Let’s explore which variables were most influential in the random forest model.
# Get variable importance
importance.scores <- rf.model %>%
importance() %>%
as.data.frame()
# Sort the SNPs by importance
importance.df <- importance.scores[order(importance.scores$IncNodePurity, decreasing = TRUE), ]
# View the top 10 most important SNPs
head(importance.df, 10)## %IncMSE IncNodePurity
## environment 14.029983 226.304386
## wPt.3533 6.680649 17.075117
## clusterID 4.136805 11.944214
## c.378212 3.865563 9.409974
## c.379495 3.659103 8.087316
## c.375127 3.297306 7.964841
## c.344179 3.582840 6.256734
## c.344544 3.236063 6.046233
## c.379274 2.572558 5.593142
## c.381717 3.376430 5.387462
The increase in MSE variable measures the decrease in model accuracy when the values of a specific feature are randomly permuted while keeping other features unchanged. The increase in node purity variable tells us that the feature is important in differentiating between different outcomes.

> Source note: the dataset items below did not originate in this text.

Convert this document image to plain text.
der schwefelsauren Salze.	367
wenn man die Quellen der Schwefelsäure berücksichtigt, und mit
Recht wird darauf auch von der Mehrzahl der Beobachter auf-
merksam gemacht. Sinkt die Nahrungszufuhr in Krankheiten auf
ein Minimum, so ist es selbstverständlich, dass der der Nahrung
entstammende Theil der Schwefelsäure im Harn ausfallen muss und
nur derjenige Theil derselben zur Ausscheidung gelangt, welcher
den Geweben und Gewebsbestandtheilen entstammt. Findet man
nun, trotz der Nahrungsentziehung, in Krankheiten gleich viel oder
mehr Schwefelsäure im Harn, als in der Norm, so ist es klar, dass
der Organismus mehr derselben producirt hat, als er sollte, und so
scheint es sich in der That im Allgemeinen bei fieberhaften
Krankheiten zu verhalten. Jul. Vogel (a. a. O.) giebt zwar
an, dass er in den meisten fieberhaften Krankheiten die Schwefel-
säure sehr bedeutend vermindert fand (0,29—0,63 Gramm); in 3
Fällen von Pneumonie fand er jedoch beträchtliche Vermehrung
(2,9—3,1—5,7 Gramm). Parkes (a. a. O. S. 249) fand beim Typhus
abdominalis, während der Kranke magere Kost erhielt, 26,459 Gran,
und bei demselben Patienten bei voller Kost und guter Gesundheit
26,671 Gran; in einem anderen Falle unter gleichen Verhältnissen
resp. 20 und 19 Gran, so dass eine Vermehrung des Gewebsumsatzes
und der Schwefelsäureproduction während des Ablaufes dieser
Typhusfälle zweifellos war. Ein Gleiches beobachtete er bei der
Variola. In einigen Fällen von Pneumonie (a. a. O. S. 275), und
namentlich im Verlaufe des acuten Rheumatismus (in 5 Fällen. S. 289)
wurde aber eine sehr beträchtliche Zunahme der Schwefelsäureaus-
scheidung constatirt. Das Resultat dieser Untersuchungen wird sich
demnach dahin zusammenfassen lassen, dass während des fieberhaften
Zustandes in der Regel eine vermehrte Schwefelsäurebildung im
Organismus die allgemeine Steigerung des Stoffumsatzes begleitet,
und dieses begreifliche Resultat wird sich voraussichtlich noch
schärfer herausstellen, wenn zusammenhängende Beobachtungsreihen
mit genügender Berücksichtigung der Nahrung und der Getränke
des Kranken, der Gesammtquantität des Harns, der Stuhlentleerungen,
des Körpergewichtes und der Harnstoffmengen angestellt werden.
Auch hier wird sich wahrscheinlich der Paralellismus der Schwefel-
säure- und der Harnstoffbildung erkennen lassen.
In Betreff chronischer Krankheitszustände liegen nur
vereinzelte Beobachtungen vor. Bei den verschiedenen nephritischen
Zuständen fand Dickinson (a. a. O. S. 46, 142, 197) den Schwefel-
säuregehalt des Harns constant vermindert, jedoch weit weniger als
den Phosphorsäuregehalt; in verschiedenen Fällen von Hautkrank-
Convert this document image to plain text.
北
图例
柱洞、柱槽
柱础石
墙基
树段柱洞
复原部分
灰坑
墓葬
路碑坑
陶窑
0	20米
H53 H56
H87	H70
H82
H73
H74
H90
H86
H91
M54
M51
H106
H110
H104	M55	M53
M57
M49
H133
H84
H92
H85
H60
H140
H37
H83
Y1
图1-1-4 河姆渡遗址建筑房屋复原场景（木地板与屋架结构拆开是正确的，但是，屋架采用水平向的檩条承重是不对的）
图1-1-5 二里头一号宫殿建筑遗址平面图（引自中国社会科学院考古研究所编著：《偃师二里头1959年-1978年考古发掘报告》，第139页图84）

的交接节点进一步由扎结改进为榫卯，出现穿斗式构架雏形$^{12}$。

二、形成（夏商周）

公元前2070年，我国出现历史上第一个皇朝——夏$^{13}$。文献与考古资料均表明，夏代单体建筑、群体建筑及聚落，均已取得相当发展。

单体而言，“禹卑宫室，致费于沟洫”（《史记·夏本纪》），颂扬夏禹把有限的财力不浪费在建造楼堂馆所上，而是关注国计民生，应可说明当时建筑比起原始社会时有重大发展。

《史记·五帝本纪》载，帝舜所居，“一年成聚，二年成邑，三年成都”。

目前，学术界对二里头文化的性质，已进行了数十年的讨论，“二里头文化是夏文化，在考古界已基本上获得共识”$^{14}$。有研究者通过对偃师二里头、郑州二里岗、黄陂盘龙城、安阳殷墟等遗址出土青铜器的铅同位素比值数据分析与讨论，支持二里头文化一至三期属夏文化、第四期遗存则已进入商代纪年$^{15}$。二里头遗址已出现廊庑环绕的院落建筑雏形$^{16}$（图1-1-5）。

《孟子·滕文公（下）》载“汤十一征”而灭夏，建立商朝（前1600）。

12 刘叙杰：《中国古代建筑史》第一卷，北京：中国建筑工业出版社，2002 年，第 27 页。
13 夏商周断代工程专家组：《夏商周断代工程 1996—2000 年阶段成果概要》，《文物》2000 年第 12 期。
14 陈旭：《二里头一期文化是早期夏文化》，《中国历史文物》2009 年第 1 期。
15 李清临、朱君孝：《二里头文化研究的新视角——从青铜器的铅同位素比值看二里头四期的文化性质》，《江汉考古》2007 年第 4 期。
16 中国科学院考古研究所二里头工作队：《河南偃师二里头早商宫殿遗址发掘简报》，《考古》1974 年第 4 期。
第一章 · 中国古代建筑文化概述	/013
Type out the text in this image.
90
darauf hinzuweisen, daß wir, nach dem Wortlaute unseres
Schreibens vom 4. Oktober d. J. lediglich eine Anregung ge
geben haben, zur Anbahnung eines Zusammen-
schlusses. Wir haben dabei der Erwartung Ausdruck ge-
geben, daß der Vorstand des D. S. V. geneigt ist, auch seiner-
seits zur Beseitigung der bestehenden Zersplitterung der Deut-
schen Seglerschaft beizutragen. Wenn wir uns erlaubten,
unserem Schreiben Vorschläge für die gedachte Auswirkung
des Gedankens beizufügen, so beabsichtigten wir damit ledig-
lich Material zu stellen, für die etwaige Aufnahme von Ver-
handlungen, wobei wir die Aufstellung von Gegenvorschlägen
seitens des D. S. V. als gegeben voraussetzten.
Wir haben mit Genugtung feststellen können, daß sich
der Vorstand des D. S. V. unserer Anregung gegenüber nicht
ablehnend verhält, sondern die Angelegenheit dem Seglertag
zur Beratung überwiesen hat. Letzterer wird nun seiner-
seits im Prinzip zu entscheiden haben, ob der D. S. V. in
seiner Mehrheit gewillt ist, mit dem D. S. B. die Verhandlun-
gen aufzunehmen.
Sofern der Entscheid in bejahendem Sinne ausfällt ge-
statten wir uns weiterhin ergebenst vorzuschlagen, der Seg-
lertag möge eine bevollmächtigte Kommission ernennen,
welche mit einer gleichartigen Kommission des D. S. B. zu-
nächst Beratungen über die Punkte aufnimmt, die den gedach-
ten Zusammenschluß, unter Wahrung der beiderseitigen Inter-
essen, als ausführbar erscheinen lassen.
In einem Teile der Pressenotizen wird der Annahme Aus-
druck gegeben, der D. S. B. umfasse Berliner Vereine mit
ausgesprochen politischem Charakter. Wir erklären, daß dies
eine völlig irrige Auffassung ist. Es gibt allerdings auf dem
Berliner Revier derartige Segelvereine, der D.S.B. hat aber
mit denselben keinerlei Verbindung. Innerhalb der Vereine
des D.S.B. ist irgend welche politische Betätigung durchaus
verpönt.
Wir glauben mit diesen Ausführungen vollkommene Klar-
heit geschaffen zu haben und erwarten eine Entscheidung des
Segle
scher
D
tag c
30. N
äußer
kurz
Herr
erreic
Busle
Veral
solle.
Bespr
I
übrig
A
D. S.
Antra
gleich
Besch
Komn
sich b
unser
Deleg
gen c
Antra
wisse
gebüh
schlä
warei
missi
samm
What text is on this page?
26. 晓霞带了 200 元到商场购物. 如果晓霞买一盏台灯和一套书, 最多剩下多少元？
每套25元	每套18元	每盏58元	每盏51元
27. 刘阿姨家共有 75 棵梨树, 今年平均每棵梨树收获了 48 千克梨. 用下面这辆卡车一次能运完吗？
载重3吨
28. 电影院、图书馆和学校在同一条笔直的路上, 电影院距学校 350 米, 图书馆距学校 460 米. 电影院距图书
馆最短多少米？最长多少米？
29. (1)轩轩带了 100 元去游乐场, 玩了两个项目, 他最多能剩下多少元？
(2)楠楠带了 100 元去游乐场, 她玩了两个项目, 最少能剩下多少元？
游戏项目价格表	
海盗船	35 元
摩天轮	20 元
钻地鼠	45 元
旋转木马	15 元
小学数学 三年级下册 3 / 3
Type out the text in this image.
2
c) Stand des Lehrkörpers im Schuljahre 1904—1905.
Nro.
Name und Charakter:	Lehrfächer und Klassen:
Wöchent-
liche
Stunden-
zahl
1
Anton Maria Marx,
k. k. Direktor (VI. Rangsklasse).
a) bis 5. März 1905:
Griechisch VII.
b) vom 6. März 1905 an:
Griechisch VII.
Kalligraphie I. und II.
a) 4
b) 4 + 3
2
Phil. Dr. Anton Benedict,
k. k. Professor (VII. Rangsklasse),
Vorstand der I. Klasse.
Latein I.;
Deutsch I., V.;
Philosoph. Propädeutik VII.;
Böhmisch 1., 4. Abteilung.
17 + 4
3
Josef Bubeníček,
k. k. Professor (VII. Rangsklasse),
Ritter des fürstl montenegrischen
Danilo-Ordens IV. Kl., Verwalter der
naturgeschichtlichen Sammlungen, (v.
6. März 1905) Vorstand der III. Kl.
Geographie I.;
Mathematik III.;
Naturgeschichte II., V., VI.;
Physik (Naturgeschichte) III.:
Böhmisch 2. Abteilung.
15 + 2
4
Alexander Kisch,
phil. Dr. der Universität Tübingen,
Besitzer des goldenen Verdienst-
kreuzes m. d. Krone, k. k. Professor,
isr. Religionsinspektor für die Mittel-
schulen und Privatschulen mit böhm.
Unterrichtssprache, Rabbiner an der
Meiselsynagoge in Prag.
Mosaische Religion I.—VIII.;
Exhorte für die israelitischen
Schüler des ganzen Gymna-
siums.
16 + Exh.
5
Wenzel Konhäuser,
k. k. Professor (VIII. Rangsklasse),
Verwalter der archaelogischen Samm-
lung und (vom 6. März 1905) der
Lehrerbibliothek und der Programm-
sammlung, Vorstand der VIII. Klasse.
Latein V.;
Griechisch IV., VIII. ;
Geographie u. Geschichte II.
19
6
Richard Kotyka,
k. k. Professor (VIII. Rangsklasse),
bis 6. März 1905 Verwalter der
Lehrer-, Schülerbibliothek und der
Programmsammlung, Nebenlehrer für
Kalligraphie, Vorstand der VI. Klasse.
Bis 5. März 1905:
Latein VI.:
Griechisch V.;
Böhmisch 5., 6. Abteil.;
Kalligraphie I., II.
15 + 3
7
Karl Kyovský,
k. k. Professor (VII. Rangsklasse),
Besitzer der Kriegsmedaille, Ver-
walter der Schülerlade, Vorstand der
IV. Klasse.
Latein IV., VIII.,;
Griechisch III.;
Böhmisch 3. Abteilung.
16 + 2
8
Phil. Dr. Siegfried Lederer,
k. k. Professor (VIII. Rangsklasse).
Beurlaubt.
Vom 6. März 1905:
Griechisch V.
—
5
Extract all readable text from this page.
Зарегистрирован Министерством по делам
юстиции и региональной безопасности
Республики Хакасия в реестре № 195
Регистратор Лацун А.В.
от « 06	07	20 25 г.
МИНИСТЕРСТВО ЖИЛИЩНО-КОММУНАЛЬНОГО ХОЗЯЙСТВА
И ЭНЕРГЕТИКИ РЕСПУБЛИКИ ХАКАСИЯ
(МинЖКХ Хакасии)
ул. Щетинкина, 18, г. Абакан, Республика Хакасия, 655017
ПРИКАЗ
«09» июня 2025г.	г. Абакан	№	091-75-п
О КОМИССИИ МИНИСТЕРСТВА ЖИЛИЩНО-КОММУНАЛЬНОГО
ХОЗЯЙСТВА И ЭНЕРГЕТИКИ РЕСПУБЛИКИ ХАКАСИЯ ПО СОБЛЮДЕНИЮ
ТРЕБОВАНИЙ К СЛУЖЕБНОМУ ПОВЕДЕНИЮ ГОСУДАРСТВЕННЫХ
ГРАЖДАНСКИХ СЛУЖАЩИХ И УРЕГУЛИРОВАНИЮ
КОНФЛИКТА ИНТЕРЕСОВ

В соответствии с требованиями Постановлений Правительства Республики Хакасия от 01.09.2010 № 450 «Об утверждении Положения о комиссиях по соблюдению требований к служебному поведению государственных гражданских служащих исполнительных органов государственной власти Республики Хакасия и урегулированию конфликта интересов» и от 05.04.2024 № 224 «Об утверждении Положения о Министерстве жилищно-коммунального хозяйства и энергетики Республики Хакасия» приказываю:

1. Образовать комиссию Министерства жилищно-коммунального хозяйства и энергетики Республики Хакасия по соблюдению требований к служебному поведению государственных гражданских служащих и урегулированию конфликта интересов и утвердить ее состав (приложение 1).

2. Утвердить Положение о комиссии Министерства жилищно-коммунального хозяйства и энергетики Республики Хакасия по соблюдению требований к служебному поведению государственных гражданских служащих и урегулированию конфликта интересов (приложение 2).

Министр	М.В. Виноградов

# Plot the top 10 most important variables
ggplot(importance.df[1:10, ], aes(x = reorder(rownames(importance.df)[1:10], IncNodePurity), y = IncNodePurity)) +
geom_bar(stat = "identity") +
coord_flip() +
xlab("Variables") +
ylab("Increase in Node Purity") +
ggtitle("Top 10 Most Influential Variables in Random Forest Model")
Lab Completed!
Congratulations! You have completed Lab 5!